Another government agency on our agenda was the Environmental Protection Agency (EPA).  Our meeting there was a chance for me to equate friendly faces with an organization that not everyone in our industry views positively.  The EPA staff was informed, knowledgeable, and attentive to new ideas and questions put forward by our class.  I left there with a completely different view of the organization, as well as an appreciation for the neutrality they demonstrate while being held accountable by the public and at the same time maintaining guidelines and practices that allow agricultural producers to remain competitive with the rest of the world.

A big part of any trip to Washington is time spent on “The Hill,” which is how everyone there refers to The Capitol and the Senate and House office buildings that surround it.  I wasn’t sure what to expect walking those hallowed halls, but it turned out to be one of my favorite parts of our itinerary.  Talking with my elected leaders about problems and opportunities facing the rice industry was not as formal as I imagined, and after this initial visit I feel confident in my ability to engage in working relationships with everyone I met.  

An unexpected benefit of Hill visits was the conversation among the group I was assigned to; I learned a lot about my fellow Missouri farmers and industry-related allies as we traveled from office to office.  Any skepticism I had about the purpose and effectiveness of these visits was completely unwarranted, and I now look forward to taking the concerns of my local agricultural community to The Hill in the future.

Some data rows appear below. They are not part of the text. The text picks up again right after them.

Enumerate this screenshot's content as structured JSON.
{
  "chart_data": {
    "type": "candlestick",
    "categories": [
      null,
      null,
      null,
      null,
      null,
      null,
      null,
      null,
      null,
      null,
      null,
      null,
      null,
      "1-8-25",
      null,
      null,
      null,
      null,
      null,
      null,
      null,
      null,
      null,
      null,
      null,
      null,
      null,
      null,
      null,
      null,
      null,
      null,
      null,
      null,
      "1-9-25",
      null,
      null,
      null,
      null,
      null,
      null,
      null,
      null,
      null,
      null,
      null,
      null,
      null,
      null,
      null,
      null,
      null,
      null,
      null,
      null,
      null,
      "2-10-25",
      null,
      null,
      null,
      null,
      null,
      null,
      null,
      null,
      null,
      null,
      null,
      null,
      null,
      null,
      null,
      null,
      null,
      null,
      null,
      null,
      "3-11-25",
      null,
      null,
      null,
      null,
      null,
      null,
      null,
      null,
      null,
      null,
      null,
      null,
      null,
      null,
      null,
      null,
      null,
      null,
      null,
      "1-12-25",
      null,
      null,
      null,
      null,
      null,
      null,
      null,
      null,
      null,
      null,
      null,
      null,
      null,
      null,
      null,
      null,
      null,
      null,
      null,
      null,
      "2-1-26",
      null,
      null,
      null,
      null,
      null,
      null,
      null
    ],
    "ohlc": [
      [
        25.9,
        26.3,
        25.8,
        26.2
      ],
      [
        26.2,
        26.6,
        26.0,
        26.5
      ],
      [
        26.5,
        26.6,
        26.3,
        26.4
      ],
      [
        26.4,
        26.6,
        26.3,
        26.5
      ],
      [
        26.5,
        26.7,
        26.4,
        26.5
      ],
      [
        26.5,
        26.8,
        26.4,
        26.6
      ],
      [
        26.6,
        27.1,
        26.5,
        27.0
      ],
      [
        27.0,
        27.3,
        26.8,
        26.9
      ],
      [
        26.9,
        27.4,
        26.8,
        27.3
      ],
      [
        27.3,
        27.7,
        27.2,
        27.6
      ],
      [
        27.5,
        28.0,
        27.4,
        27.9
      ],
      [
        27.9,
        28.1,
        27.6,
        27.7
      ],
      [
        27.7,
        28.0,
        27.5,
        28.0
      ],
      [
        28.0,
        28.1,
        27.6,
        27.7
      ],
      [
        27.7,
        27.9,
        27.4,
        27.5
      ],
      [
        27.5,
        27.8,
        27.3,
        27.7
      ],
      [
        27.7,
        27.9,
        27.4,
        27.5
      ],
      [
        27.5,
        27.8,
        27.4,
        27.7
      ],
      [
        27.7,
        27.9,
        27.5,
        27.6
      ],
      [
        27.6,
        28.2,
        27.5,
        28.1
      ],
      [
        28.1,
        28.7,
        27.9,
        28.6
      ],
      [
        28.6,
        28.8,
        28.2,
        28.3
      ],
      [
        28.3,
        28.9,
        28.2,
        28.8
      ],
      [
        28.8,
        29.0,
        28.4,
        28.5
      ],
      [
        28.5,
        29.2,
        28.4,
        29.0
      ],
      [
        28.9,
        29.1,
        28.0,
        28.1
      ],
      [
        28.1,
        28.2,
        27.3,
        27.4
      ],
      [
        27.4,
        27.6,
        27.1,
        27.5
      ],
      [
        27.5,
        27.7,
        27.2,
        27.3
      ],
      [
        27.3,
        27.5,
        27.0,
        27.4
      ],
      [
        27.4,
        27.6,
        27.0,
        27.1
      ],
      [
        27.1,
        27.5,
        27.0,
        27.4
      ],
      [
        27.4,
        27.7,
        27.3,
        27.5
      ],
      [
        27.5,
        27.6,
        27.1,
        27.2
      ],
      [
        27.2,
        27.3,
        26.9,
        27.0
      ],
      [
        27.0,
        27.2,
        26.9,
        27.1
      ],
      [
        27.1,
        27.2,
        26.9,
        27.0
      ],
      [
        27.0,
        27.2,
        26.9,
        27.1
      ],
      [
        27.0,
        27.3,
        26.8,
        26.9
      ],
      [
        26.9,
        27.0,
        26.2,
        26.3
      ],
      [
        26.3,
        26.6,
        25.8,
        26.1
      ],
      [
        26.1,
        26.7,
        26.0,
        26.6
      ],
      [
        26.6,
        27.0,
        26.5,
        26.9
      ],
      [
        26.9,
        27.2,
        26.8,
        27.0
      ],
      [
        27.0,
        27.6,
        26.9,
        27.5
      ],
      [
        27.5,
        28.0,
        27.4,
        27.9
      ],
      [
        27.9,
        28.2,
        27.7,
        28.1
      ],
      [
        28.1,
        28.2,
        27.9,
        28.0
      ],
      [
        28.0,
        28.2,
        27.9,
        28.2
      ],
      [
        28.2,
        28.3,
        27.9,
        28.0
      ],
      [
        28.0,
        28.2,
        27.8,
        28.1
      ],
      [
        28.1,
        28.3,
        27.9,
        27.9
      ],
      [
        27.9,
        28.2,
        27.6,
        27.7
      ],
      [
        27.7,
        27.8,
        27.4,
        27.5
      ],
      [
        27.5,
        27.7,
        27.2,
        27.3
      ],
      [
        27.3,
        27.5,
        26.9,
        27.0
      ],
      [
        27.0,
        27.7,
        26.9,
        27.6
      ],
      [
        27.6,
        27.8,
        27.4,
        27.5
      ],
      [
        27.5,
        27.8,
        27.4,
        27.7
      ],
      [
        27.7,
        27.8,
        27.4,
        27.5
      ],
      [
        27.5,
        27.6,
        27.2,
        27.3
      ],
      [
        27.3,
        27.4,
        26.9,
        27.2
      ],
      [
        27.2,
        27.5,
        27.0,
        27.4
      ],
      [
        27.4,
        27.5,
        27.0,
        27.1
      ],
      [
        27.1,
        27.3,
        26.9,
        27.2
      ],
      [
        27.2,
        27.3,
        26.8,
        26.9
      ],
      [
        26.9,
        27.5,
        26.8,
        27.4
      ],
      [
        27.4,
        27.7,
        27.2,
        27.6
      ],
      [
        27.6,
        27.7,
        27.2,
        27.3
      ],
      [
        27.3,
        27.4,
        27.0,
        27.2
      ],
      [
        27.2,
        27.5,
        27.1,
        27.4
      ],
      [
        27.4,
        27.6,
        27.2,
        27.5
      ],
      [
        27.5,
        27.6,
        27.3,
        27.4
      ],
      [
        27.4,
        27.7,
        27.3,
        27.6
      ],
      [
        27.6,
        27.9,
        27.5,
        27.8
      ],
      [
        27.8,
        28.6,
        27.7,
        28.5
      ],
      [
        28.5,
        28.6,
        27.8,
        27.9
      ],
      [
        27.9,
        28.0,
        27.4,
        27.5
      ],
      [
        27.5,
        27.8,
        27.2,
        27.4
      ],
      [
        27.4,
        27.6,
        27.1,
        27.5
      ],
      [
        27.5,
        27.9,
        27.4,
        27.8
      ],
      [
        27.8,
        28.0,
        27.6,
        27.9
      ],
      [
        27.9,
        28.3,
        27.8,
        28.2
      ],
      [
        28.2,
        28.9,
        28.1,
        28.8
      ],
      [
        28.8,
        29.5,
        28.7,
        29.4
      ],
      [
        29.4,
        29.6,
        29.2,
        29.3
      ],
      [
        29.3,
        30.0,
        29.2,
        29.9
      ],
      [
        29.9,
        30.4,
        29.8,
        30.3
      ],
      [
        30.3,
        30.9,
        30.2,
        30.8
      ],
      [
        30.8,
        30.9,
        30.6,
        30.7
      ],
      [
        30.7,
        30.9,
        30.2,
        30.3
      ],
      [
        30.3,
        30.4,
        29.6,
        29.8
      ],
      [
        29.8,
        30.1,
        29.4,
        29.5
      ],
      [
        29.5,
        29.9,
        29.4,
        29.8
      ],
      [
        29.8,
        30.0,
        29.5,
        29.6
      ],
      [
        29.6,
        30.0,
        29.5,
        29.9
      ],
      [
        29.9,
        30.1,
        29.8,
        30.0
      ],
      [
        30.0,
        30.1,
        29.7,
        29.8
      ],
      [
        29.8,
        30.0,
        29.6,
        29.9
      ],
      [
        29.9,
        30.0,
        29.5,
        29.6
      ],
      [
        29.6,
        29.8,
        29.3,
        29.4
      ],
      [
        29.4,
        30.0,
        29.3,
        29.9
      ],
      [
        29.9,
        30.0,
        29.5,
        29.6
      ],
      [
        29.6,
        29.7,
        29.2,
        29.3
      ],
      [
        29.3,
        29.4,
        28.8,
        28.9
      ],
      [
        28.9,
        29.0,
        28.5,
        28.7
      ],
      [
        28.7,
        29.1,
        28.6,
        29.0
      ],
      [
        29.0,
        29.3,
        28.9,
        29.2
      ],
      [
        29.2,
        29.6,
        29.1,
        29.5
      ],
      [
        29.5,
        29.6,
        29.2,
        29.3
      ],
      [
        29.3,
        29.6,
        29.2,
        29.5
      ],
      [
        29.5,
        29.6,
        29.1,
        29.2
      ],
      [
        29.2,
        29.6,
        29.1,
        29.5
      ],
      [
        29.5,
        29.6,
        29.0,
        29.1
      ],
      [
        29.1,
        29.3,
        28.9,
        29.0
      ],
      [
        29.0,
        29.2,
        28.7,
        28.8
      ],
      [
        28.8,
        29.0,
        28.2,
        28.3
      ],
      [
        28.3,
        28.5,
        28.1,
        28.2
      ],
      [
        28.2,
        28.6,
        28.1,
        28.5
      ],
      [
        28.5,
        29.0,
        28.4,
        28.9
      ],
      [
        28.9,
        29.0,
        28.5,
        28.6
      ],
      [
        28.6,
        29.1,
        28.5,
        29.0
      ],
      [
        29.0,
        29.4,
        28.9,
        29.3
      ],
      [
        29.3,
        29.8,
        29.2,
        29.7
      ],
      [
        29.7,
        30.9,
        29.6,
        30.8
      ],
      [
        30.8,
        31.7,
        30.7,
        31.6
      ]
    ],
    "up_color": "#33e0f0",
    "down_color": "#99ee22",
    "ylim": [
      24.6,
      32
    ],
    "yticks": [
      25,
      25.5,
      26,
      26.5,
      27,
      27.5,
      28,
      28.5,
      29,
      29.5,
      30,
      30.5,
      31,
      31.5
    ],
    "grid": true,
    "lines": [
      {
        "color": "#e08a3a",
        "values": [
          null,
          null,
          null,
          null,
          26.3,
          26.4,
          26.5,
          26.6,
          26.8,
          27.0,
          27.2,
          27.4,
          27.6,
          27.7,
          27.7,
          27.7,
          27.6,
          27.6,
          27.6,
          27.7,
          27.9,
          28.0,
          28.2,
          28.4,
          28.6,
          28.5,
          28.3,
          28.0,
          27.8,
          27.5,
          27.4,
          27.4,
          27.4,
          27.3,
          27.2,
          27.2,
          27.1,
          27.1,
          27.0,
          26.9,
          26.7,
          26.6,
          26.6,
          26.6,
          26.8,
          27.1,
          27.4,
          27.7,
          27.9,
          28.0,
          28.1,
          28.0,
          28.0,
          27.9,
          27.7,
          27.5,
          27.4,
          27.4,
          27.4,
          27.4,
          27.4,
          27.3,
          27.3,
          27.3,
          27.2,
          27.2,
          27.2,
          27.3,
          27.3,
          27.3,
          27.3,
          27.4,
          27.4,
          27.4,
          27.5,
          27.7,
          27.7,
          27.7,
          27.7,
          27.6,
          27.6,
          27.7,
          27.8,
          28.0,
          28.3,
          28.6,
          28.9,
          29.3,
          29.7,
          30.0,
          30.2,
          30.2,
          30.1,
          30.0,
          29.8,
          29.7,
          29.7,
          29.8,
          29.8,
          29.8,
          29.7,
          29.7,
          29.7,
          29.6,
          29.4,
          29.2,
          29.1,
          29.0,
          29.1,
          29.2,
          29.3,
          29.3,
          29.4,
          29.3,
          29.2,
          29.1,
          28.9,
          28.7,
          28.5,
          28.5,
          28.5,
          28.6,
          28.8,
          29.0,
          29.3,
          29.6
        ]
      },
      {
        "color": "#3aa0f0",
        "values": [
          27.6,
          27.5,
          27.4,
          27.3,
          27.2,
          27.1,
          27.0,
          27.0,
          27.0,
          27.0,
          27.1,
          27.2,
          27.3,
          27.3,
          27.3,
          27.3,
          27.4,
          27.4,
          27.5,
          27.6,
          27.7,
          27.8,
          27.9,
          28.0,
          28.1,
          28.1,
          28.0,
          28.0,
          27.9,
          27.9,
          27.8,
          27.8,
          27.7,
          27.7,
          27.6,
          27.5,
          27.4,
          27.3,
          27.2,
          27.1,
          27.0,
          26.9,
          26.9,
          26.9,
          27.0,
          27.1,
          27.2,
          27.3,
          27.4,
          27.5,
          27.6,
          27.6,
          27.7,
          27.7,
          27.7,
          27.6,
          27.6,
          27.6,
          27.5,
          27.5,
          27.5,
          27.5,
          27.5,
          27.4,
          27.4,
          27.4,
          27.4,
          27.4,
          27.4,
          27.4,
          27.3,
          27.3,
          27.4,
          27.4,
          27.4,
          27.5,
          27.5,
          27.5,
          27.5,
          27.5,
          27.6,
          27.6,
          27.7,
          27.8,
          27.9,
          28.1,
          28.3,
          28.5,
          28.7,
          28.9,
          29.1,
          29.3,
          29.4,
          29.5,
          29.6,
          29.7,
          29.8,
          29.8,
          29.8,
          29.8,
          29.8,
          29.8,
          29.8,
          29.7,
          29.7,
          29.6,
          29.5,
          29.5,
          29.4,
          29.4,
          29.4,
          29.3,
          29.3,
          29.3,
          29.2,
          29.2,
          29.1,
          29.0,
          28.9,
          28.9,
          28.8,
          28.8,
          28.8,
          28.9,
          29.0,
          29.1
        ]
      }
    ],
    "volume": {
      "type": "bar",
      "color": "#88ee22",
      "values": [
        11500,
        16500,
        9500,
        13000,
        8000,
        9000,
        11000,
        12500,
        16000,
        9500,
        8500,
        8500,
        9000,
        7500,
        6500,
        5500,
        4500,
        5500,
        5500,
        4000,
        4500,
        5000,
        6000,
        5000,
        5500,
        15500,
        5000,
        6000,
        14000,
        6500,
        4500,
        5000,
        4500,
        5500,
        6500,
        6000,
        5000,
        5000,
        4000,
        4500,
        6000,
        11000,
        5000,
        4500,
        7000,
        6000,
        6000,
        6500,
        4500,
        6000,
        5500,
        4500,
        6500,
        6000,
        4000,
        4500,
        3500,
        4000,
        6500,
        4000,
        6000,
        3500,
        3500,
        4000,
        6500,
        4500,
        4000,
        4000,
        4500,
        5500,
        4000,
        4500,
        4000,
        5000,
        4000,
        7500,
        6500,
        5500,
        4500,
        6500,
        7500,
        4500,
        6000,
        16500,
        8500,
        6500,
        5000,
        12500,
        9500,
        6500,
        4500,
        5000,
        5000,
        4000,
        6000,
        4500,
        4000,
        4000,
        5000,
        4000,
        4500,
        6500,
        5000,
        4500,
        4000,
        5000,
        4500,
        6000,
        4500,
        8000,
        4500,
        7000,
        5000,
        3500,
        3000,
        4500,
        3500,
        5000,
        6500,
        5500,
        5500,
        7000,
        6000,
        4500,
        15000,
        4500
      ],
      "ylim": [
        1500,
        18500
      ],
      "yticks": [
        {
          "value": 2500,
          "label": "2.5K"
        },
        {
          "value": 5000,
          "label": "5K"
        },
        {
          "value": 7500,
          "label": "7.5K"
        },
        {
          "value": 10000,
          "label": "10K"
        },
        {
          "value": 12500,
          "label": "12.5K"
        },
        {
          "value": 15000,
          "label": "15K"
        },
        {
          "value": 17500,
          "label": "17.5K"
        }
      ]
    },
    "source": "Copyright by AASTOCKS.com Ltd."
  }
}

The USA Rice Leadership experience was like nothing I have ever done before.  The multi-pronged approach of looking at the many different moving parts of the rice industry has changed my view.  Where I once saw myself as an individual rice farmer in the bootheel of Missouri, I now feel connected to an important industry that feeds the world a safe, healthy product.  I am forever grateful to the sponsors of Rice Leadership Program, and I look forward to contributing to its continued success.